Spokesperson of the Mainland Affairs Council
- Incumbent
- Assumed office 31 January 2023
- Minister: Chiu Tai-san Chiu Chui-cheng
- Preceded by: Chiu Chui-cheng

Vice Chairman of the Straits Exchange Foundation
- Incumbent
- Assumed office 6 September 2024 Serving with Luo Wen-jia and Rock Hsu
- Chairman: Rock Hsu (acting) Frank Wu (journalist)

Taipei City Councillor
- In office 25 December 2010 – 25 December 2022
- Constituency: 4th District (Zhongshan, Datong)

Personal details
- Born: November 26, 1971 (age 54) Taipei County, Taiwan
- Spouse: Michelle Lin ​(m. 2007)​
- Education: National Taiwan University (BA, MA)

= Liang Wen-chieh =

Taiwanese politician (born 1971)

Liang Wen-chieh (梁文傑; born November 26, 1971) is a Taiwanese DPP politician who is currently serving as the Mainland Affairs Council Deputy Minister and Vice Chairman of the Straits Exchange Foundation.
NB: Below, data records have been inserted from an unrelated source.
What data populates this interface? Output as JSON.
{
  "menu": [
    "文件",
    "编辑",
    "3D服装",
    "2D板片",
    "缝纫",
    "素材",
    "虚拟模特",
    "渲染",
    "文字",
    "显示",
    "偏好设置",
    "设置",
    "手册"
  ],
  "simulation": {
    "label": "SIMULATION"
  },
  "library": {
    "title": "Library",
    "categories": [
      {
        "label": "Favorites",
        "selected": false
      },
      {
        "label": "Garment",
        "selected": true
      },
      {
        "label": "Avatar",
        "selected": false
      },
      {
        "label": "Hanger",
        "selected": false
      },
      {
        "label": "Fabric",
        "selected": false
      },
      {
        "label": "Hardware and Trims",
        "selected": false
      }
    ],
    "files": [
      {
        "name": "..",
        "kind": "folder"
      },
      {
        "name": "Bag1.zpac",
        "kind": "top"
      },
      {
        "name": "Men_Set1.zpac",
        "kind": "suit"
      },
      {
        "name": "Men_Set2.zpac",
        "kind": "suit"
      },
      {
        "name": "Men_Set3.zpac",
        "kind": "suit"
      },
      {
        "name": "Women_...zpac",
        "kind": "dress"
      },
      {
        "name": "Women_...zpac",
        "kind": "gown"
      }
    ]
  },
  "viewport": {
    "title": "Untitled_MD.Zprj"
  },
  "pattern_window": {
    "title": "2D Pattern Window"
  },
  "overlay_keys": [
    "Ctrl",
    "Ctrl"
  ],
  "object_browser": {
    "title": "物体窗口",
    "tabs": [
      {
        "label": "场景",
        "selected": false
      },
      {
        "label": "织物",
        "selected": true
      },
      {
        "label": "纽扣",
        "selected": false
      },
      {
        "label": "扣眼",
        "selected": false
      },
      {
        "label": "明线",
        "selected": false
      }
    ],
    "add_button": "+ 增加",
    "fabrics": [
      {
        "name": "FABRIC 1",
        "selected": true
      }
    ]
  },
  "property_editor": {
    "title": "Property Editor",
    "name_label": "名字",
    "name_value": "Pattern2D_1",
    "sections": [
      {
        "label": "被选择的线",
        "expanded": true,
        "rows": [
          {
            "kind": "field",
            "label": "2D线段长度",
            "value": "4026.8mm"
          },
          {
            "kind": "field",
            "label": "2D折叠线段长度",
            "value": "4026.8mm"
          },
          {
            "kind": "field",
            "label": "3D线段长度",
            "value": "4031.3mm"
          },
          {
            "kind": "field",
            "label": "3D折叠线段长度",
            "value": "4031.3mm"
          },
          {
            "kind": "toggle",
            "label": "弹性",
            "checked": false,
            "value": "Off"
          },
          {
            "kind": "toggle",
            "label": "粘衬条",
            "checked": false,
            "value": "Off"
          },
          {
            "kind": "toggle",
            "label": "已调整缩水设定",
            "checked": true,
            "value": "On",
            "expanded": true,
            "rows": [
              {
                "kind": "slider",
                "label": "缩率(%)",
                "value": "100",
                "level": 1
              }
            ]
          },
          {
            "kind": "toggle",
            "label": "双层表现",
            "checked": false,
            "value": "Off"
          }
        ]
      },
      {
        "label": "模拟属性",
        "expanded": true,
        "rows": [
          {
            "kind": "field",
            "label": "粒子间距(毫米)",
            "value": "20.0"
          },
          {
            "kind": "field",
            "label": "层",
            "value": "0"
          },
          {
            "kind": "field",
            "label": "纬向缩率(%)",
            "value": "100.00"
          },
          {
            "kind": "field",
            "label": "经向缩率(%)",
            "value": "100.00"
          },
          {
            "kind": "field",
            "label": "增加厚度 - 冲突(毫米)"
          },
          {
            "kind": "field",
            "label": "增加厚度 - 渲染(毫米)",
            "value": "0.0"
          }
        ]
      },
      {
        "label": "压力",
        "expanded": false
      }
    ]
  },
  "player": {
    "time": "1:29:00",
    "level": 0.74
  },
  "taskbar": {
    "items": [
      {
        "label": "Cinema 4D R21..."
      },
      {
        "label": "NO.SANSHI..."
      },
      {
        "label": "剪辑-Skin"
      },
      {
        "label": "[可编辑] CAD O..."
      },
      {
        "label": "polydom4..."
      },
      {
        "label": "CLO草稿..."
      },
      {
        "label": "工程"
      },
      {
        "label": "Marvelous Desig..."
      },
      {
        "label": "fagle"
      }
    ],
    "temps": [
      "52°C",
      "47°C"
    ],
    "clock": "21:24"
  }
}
==Early life and education==
Liang Wen-chieh was born in 1971 in Yonghe District, Taipei County (now part of New Taipei City), Taiwan. His parents were originally from the Dachen Islands who were evacuated to Taiwan in 1955 following the defeat of Nationalists by the Communists at the Battle of Dachen Archipelago.

From 1990 to 1997, Liang studied at National Taiwan University, where he graduated with a bachelors and masters degree in political science. During his studies, Liang was one of the leading figures of the Wild Lily student movement.

==Political career==
As a party official, from 1999 to 2000, Liang was deputy Director of the DPP's Department of Chinese Affairs. From 2002 to 2005, he was the party's Chief Deputy Executive Director for its Policy Research and Coordinating Committee and also an advisor from 2004 to 2005 to the Mainland Affairs Council. From 2020 to 2022, Liang served as a member of the party's Central Executive Committee.

As an elected official, Liang served from 2010 to 2022 for four terms on the Taipei City Council.

=== Electoral record ===

Year: Election term; Electoral district; Party; Votes; Vote percentage; Elected mark; Remarks
2010: The 11th Taipei City Council Election; Taipei City Fourth Electoral District; Democratic Progressive Party; 21,111; 11.23%
2014: The 12th Taipei City Council Election; 26,155; 13.23%
2018: The 13th Taipei City Council Election; 17,827; 9.64%
2022: The 14th Taipei City Council Election; 12,919; 7.20%

==Personal life==
He is the husband of DPP Legislator Lin Chuyin. From 2008 to 2009, Liang served as a lecturer in Constitutional Theory in the Department of Law at Aletheia University.